Arrivée à la maison, je me suis écroulée sur le canapé comme une masse. Mon élocution était encore incompréhensible. Je faisais du yaourt, mâchant davantage mes mots que je ne les prononçais. Je marmonnais des injonctions, demandant à ce qu’on m’aide à aller aux toilettes, ou que l’on m’apporte un verre d’eau. Quand le téléphone a sonné, j’ai réclamé qu’on cesse de faire sonner la cloche de l’église qui me vrillait les tympans. C’était pathétiquement risible.

Ma première tentative de suicide ne semblait pas alerter mon entourage. Pourtant, quelques jours auparavant, je m’étais sentie si mal, si vide, si triste, qu’il était étonnant que personne ne s’en alarmât. S’ils le faisaient, ils ne me le montraient pas. À cause de mon état amorphe, je faisais beaucoup rire, moi y compris. C’était une de mes capacités : tomber et me relever. Mes proches ne prenaient pas vraiment ma détresse au sérieux car j’avais une énergie solaire, communicative, qui rayonnait encore suffisamment pour ne pas inquiéter.

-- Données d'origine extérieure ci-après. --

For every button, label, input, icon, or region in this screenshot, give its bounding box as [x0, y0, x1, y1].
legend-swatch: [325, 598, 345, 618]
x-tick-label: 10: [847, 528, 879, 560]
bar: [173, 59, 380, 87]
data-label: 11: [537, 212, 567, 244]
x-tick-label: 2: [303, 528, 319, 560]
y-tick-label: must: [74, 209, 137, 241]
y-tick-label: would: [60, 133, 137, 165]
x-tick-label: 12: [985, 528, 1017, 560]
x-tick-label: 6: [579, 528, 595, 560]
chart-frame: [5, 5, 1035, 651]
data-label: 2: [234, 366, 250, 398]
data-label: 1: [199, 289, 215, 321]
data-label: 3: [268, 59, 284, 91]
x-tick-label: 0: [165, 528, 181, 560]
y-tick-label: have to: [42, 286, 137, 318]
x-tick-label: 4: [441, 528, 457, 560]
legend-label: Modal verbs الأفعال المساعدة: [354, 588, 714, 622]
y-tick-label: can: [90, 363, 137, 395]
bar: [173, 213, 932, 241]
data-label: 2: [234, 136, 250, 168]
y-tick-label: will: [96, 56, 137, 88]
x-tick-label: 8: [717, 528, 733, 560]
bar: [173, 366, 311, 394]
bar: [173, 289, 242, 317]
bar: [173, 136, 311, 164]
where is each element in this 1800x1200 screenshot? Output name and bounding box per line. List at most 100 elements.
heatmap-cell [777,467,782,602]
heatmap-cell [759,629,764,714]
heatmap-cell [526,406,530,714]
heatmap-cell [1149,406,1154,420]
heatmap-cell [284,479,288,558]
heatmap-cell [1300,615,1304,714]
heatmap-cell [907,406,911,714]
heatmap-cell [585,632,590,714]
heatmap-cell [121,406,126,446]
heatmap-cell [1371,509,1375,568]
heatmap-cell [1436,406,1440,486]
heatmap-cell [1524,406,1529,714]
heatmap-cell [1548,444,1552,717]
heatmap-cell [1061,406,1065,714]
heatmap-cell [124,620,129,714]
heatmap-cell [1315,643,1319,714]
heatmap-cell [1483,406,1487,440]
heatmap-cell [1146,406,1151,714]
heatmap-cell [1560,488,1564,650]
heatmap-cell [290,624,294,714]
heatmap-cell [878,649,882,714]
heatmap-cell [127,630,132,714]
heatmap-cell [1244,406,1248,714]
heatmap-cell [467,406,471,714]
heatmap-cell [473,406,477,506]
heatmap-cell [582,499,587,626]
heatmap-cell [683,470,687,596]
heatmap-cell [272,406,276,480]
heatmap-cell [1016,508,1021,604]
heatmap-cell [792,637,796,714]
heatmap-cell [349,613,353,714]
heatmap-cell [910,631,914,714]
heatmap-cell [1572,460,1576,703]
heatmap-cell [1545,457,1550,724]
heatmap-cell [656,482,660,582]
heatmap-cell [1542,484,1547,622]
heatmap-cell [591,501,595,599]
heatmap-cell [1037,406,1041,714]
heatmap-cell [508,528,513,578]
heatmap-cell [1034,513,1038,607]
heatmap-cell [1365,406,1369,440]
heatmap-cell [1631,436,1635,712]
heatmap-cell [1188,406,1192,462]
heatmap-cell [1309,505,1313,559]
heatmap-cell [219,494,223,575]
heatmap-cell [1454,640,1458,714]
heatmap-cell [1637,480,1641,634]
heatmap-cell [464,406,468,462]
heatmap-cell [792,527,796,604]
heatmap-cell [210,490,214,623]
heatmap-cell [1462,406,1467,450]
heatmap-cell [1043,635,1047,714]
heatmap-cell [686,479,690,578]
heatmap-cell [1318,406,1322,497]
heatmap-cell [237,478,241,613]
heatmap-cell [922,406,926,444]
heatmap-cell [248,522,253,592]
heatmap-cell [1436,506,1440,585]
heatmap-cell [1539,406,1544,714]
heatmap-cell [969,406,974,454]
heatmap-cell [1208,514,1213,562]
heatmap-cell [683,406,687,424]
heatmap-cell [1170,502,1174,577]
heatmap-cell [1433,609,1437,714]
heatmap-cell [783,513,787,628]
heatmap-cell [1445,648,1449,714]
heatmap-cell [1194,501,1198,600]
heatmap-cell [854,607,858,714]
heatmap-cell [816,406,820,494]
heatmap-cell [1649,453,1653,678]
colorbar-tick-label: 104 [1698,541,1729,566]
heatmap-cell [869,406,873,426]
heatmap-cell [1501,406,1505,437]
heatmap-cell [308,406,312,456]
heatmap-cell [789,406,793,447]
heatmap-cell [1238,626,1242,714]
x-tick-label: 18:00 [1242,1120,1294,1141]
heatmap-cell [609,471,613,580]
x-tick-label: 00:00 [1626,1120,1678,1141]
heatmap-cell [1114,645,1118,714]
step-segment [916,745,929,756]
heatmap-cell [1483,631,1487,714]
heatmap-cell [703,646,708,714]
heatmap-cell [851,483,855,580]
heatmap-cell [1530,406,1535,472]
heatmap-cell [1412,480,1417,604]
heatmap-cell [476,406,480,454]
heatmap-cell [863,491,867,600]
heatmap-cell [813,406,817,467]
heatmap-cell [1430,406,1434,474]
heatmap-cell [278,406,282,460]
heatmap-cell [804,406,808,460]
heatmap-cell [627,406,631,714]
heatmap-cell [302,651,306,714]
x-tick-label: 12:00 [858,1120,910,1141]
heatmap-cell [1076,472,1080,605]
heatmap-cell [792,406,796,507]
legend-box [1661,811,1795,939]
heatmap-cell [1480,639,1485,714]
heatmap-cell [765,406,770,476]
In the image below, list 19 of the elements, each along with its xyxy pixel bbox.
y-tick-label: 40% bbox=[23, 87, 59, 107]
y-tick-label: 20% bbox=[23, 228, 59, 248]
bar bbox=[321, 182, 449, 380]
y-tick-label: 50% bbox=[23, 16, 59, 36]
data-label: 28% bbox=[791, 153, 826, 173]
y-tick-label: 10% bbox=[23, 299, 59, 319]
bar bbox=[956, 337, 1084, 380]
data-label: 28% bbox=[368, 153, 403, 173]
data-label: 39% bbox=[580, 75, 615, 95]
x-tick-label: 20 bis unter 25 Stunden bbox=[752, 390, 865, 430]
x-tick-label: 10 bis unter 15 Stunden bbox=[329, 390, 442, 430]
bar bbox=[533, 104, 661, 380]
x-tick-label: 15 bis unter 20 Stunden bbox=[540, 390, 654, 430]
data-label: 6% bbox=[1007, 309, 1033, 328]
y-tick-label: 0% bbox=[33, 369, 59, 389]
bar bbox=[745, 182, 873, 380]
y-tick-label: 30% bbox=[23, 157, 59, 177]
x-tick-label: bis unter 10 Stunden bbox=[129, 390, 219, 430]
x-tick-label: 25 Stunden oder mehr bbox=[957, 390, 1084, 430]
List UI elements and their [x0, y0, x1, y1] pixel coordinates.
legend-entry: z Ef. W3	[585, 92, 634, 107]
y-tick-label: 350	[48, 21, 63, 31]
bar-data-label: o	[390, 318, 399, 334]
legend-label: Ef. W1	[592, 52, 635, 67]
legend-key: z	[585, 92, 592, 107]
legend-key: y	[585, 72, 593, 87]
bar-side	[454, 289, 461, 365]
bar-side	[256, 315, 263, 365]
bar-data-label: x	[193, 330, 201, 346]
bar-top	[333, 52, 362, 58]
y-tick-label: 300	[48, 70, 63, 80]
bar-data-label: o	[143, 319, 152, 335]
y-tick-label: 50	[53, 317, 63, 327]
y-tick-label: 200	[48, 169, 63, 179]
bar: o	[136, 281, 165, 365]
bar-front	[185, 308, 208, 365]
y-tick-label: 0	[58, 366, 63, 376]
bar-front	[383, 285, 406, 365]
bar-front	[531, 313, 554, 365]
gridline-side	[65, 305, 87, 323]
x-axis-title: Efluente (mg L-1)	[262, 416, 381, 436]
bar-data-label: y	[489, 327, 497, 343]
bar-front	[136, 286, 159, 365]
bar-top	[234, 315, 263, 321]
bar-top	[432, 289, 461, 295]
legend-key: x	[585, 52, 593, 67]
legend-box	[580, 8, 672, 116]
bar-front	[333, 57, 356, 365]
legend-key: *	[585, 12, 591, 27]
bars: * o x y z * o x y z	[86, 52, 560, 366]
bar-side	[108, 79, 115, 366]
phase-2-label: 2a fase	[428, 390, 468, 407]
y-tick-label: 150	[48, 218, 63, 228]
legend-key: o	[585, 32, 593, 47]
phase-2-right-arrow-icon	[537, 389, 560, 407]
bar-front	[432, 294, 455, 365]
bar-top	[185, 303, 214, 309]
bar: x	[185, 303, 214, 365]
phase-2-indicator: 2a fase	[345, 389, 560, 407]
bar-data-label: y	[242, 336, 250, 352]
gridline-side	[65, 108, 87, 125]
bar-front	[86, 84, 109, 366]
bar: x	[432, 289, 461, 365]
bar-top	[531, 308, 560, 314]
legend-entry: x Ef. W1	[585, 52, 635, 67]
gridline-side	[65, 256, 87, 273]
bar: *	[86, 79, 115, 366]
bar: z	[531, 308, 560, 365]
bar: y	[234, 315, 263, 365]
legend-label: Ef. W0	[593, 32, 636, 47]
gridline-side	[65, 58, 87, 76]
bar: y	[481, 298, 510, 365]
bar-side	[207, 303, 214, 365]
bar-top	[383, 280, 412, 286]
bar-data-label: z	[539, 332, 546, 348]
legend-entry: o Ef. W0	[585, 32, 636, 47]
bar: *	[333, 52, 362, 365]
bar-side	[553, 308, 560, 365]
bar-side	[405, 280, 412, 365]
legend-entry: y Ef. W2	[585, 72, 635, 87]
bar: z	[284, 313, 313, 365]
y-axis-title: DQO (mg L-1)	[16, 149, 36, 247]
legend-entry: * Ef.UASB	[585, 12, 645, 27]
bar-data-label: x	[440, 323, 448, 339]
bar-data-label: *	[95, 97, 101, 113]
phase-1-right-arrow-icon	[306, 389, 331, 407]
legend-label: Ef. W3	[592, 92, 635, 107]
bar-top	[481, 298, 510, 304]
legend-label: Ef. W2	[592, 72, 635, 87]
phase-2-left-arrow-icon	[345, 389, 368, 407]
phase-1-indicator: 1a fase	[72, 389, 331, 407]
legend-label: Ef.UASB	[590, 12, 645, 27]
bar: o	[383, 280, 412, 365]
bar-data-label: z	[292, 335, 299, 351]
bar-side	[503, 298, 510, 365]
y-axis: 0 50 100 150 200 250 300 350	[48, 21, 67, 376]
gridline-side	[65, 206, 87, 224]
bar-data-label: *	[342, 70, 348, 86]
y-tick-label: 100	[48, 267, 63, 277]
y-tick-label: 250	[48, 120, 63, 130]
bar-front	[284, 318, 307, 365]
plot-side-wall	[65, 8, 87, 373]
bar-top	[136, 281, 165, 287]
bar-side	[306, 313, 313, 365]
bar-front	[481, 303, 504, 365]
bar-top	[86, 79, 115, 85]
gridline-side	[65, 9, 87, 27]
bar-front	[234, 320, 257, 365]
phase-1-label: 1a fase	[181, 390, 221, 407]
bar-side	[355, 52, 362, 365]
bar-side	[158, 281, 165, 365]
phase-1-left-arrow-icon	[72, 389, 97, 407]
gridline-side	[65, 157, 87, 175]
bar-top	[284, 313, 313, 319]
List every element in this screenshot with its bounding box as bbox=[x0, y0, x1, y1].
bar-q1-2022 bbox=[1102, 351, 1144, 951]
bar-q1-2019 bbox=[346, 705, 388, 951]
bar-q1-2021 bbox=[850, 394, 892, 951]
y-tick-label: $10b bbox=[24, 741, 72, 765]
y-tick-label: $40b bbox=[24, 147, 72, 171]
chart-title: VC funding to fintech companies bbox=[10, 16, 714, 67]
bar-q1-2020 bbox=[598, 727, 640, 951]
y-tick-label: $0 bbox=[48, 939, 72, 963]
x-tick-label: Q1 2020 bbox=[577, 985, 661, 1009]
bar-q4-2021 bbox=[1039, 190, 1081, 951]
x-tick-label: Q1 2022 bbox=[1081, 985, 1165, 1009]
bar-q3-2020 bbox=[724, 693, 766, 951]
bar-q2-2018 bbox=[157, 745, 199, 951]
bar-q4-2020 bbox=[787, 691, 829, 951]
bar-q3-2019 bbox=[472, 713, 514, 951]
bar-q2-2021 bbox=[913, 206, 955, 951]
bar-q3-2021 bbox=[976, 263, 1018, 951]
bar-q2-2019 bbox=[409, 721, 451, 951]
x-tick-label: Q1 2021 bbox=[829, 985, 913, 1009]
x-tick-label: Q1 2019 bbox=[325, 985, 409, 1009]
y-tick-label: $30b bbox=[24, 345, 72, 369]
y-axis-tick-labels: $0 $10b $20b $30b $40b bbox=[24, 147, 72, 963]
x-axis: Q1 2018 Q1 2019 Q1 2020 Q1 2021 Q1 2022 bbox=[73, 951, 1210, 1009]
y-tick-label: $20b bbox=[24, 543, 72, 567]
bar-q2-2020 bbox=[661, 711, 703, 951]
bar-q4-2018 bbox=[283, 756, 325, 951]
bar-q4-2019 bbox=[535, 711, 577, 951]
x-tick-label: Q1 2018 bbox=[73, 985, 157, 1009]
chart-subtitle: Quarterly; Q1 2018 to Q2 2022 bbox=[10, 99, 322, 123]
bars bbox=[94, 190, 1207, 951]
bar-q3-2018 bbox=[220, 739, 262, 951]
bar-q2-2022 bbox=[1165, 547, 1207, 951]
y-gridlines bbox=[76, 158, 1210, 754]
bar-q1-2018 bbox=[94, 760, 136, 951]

Heureusement ou malheureusement pour moi, cette lumière n’allait pas s’éteindre tout de suite, leur donnant la conviction que tout allait bien se passer, que j’allais rebondir et me sortir de ce mauvais pas. Mais j’étais boulimique depuis un an déjà et ma souffrance ne disparaissais pas. Mon côté boute-en-train masquait le profond désespoir qui m’accablait au quotidien.

Personne ne voyait combien j’étais en train de me déliter.